Steve loved his chosen hometown, Cordova, and gave back to the community in many ways. He was a member of the United Fishermen of Alaska, the Sierra Club, the Audubon Society, the Wilderness Society, American Farmland Trust and the Nature Conservancy. He was a founding member of the Prince William Soundkeeper and the Cordova Kitchen Project. At the time of his death, he was a board member of Cordova District Fishermen United, Prince William Sound Aquaculture Corp. and Prince William Sound Science Center and served on the local Fish and Game Advisory Board.

Although Steve never had children of his own, he was like a father to his nephew, Brendon Welch, who had commercial fished with him in recent years. He was Grampa Steve to little Hana Marie Kohler and celebrated her first birthday with her just two days before his passing.

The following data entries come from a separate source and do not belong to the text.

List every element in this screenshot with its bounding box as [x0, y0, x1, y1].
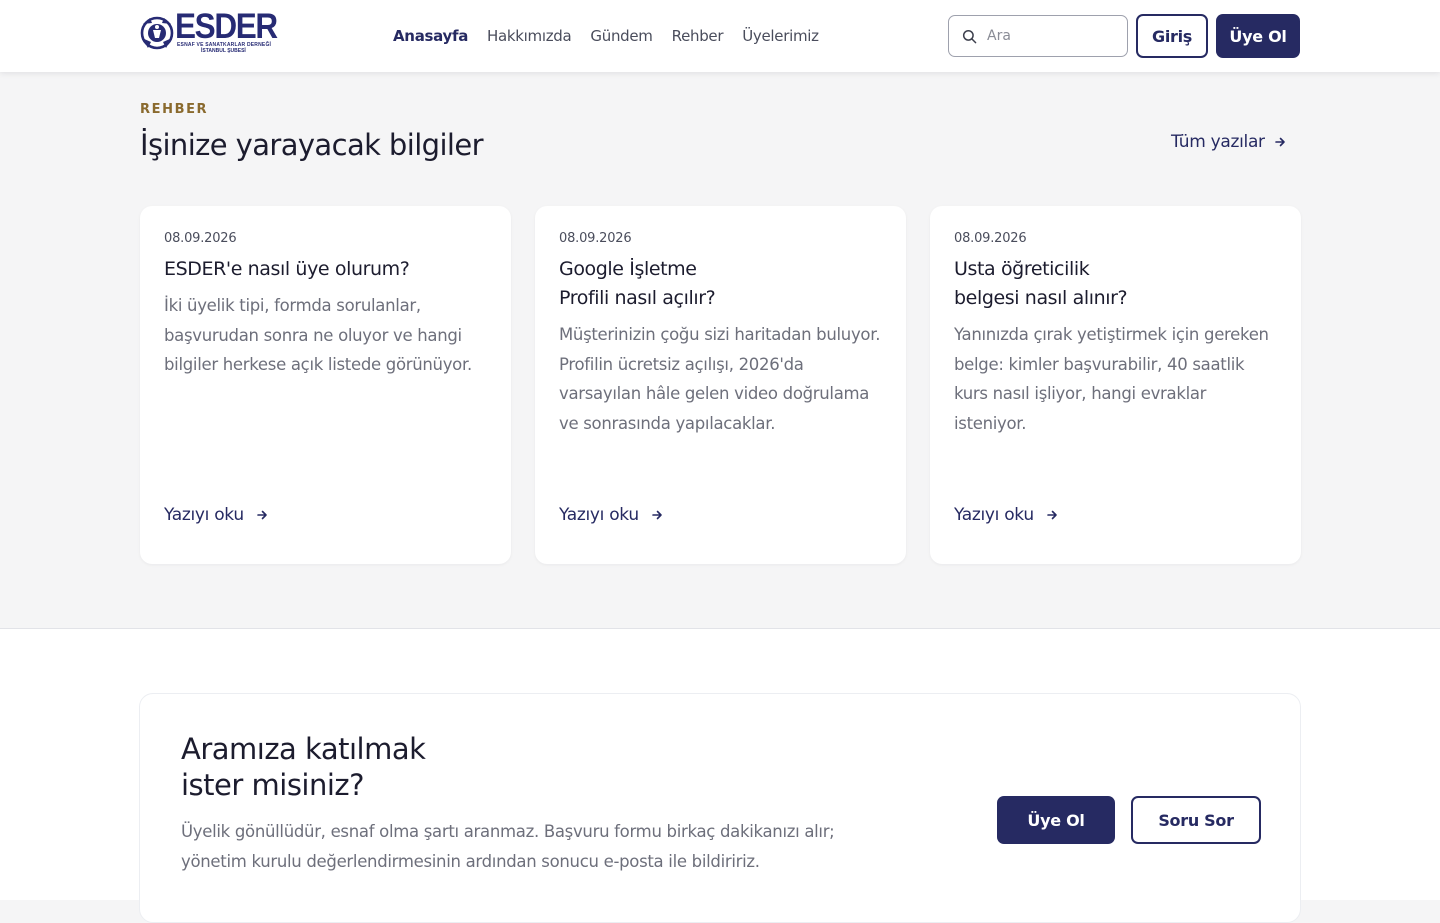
nav-item-gundem[interactable]: Gündem [590, 27, 653, 45]
login-button[interactable]: Giriş [1136, 14, 1208, 58]
read-more-label: Yazıyı oku [954, 505, 1034, 525]
search-box[interactable] [948, 15, 1128, 57]
read-more-link[interactable]: Yazıyı oku [954, 505, 1058, 525]
emblem-icon [140, 16, 174, 50]
read-more-label: Yazıyı oku [559, 505, 639, 525]
cta-title: Aramıza katılmak ister misiniz? [181, 732, 426, 802]
logo-branch: İSTANBUL ŞUBESİ [201, 48, 246, 54]
section-title: İşinize yarayacak bilgiler [140, 128, 484, 162]
membership-cta: Aramıza katılmak ister misiniz? Üyelik g… [139, 693, 1301, 923]
site-header: ESDER ESNAF VE SANATKARLAR DERNEĞİ İSTAN… [0, 0, 1440, 72]
all-posts-label: Tüm yazılar [1171, 132, 1265, 152]
search-input[interactable] [987, 28, 1117, 44]
card-date: 08.09.2026 [559, 231, 632, 246]
search-icon [962, 29, 977, 43]
section-eyebrow: REHBER [140, 102, 209, 117]
arrow-right-icon [1046, 510, 1057, 520]
arrow-right-icon [1274, 137, 1285, 147]
logo-wordmark: ESDER [175, 7, 278, 46]
arrow-right-icon [256, 510, 267, 520]
card-date: 08.09.2026 [954, 231, 1027, 246]
nav-item-rehber[interactable]: Rehber [672, 27, 724, 45]
card-title: Google İşletme Profili nasıl açılır? [559, 258, 716, 309]
cta-text: Üyelik gönüllüdür, esnaf olma şartı aran… [181, 822, 835, 871]
read-more-link[interactable]: Yazıyı oku [164, 505, 268, 525]
guide-card[interactable]: 08.09.2026 Usta öğreticilik belgesi nası… [930, 206, 1301, 564]
guide-card[interactable]: 08.09.2026 Google İşletme Profili nasıl … [535, 206, 906, 564]
read-more-label: Yazıyı oku [164, 505, 244, 525]
all-posts-link[interactable]: Tüm yazılar [1171, 132, 1286, 152]
nav-item-hakkimizda[interactable]: Hakkımızda [487, 27, 572, 45]
card-date: 08.09.2026 [164, 231, 237, 246]
card-title: ESDER'e nasıl üye olurum? [164, 258, 410, 280]
card-excerpt: Müşterinizin çoğu sizi haritadan buluyor… [559, 325, 881, 433]
card-excerpt: İki üyelik tipi, formda sorulanlar, başv… [164, 296, 472, 375]
site-logo[interactable]: ESDER ESNAF VE SANATKARLAR DERNEĞİ İSTAN… [140, 9, 278, 60]
guide-cards: 08.09.2026 ESDER'e nasıl üye olurum? İki… [140, 206, 1301, 564]
card-excerpt: Yanınızda çırak yetiştirmek için gereken… [954, 325, 1269, 433]
cta-join-button[interactable]: Üye Ol [997, 796, 1115, 844]
nav-item-uyelerimiz[interactable]: Üyelerimiz [742, 27, 819, 45]
card-title: Usta öğreticilik belgesi nasıl alınır? [954, 258, 1128, 309]
guide-card[interactable]: 08.09.2026 ESDER'e nasıl üye olurum? İki… [140, 206, 511, 564]
arrow-right-icon [651, 510, 662, 520]
nav-item-anasayfa[interactable]: Anasayfa [393, 27, 468, 45]
header-join-button[interactable]: Üye Ol [1216, 14, 1300, 58]
ask-question-button[interactable]: Soru Sor [1131, 796, 1261, 844]
main-nav: Anasayfa Hakkımızda Gündem Rehber Üyeler… [393, 0, 819, 72]
read-more-link[interactable]: Yazıyı oku [559, 505, 663, 525]
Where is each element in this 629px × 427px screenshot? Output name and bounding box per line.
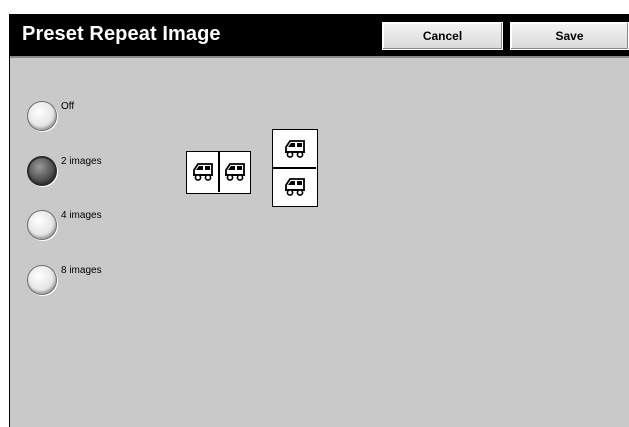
save-button[interactable]: Save	[510, 22, 629, 50]
van-icon	[273, 168, 316, 205]
page-title: Preset Repeat Image	[22, 23, 221, 45]
preset-repeat-image-screen: Preset Repeat Image Cancel Save Off 2 im…	[9, 14, 629, 427]
van-icon	[273, 130, 316, 167]
van-icon	[219, 152, 250, 192]
horizontal-layout-preview	[186, 151, 251, 194]
title-bar: Preset Repeat Image Cancel Save	[10, 15, 629, 56]
option-off-label: Off	[61, 101, 75, 112]
option-4-images[interactable]: 4 images	[27, 210, 102, 240]
van-icon	[187, 152, 218, 192]
radio-off[interactable]	[27, 101, 57, 131]
option-8-images-label: 8 images	[61, 265, 102, 276]
option-2-images[interactable]: 2 images	[27, 156, 102, 186]
vertical-layout-preview	[272, 129, 318, 207]
cancel-button[interactable]: Cancel	[382, 22, 503, 50]
radio-2-images[interactable]	[27, 156, 57, 186]
radio-4-images[interactable]	[27, 210, 57, 240]
option-off[interactable]: Off	[27, 101, 74, 131]
option-4-images-label: 4 images	[61, 210, 102, 221]
option-2-images-label: 2 images	[61, 156, 102, 167]
title-divider	[10, 56, 629, 58]
option-8-images[interactable]: 8 images	[27, 265, 102, 295]
radio-8-images[interactable]	[27, 265, 57, 295]
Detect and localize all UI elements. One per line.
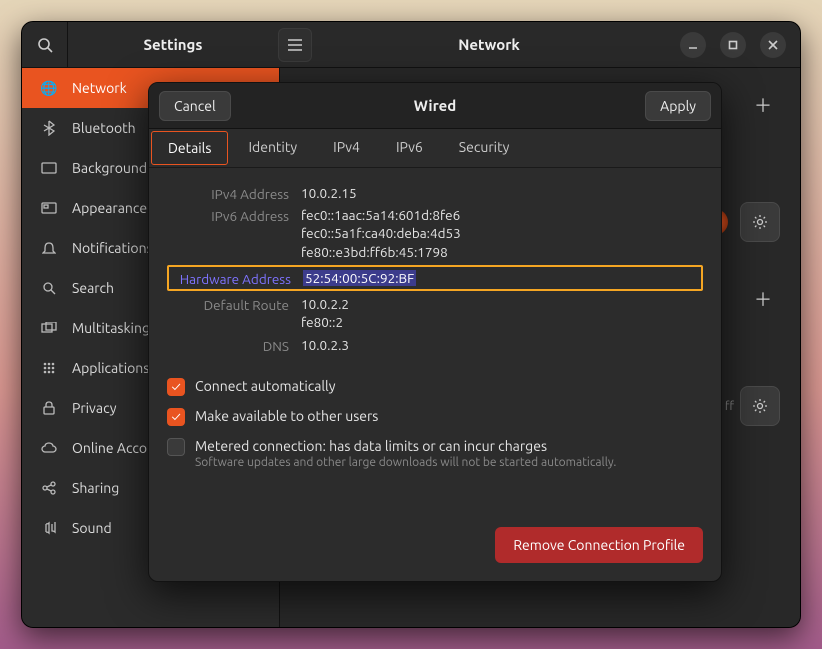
proxy-settings-button[interactable]	[740, 386, 780, 426]
sound-icon	[40, 521, 58, 535]
tab-security[interactable]: Security	[441, 129, 528, 167]
default-route-value: 10.0.2.2 fe80::2	[301, 295, 703, 331]
sidebar-item-label: Sharing	[72, 480, 119, 496]
sidebar-item-label: Privacy	[72, 400, 116, 416]
dialog-tabs: Details Identity IPv4 IPv6 Security	[149, 129, 721, 168]
bell-icon	[40, 241, 58, 255]
apply-button[interactable]: Apply	[645, 91, 711, 121]
cloud-icon	[40, 442, 58, 454]
wired-dialog: Cancel Wired Apply Details Identity IPv4…	[148, 82, 722, 582]
maximize-button[interactable]	[720, 32, 746, 58]
connect-automatically-checkbox[interactable]: ✓	[167, 378, 185, 396]
multitask-icon	[40, 322, 58, 334]
metered-label: Metered connection: has data limits or c…	[195, 438, 616, 454]
add-vpn-button[interactable]: ＋	[746, 282, 780, 316]
ipv4-address-label: IPv4 Address	[167, 184, 301, 202]
sidebar-item-label: Search	[72, 280, 114, 296]
ipv6-address-value: fec0::1aac:5a14:601d:8fe6 fec0::5a1f:ca4…	[301, 206, 703, 261]
dialog-header: Cancel Wired Apply	[149, 83, 721, 129]
ipv6-address-label: IPv6 Address	[167, 206, 301, 224]
metered-checkbox[interactable]	[167, 438, 185, 456]
search-icon	[40, 281, 58, 295]
hamburger-menu-button[interactable]	[278, 28, 312, 62]
tab-ipv4[interactable]: IPv4	[315, 129, 378, 167]
share-icon	[40, 481, 58, 495]
globe-icon: 🌐	[40, 80, 58, 97]
tab-details[interactable]: Details	[151, 131, 228, 165]
search-button[interactable]	[22, 22, 68, 68]
dialog-title: Wired	[149, 97, 721, 114]
lock-icon	[40, 401, 58, 415]
background-icon	[40, 162, 58, 174]
connect-automatically-label: Connect automatically	[195, 378, 335, 394]
dns-label: DNS	[167, 336, 301, 354]
appearance-icon	[40, 202, 58, 214]
hardware-address-row: Hardware Address 52:54:00:5C:92:BF	[167, 265, 703, 291]
page-title: Network	[312, 36, 666, 53]
dns-value: 10.0.2.3	[301, 336, 703, 354]
add-connection-button[interactable]: ＋	[746, 88, 780, 122]
bluetooth-icon	[40, 120, 58, 136]
minimize-button[interactable]	[680, 32, 706, 58]
close-button[interactable]	[760, 32, 786, 58]
app-title: Settings	[68, 36, 278, 53]
hardware-address-value: 52:54:00:5C:92:BF	[303, 269, 701, 287]
ipv4-address-value: 10.0.2.15	[301, 184, 703, 202]
sidebar-item-label: Multitasking	[72, 320, 150, 336]
proxy-toggle-label: ff	[725, 400, 734, 413]
sidebar-item-label: Appearance	[72, 200, 147, 216]
grid-icon	[40, 361, 58, 375]
remove-connection-button[interactable]: Remove Connection Profile	[495, 527, 703, 563]
sidebar-item-label: Background	[72, 160, 147, 176]
sidebar-item-label: Sound	[72, 520, 112, 536]
sidebar-item-label: Bluetooth	[72, 120, 136, 136]
connection-settings-button[interactable]	[740, 202, 780, 242]
hardware-address-label: Hardware Address	[169, 269, 303, 287]
make-available-label: Make available to other users	[195, 408, 378, 424]
make-available-checkbox[interactable]: ✓	[167, 408, 185, 426]
tab-identity[interactable]: Identity	[230, 129, 315, 167]
sidebar-item-label: Network	[72, 80, 127, 96]
sidebar-item-label: Notifications	[72, 240, 153, 256]
tab-ipv6[interactable]: IPv6	[378, 129, 441, 167]
cancel-button[interactable]: Cancel	[159, 91, 231, 121]
headerbar: Settings Network	[22, 22, 800, 68]
metered-sublabel: Software updates and other large downloa…	[195, 456, 616, 469]
default-route-label: Default Route	[167, 295, 301, 313]
sidebar-item-label: Applications	[72, 360, 149, 376]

Steve was preceded in death by his parents and siblings Annette and Mark.

He is survived by his sister, Joan Murray, and her daughters, Cassandra Farlik, Amanda Butler and Irena Farlik. Steve also leaves behind many close friends who were his extended family. Smitty stories will be told around dinner tables and campfires for many years to come.

As he wished, Steve was cremated and his ashes will be scattered in his favorite places next summer.

There will be a remembrance celebration for Steve in early February in Cordova. Condolences may be sent in care of John Bocci, P.O. Box 1312, Cordova, AK 99574.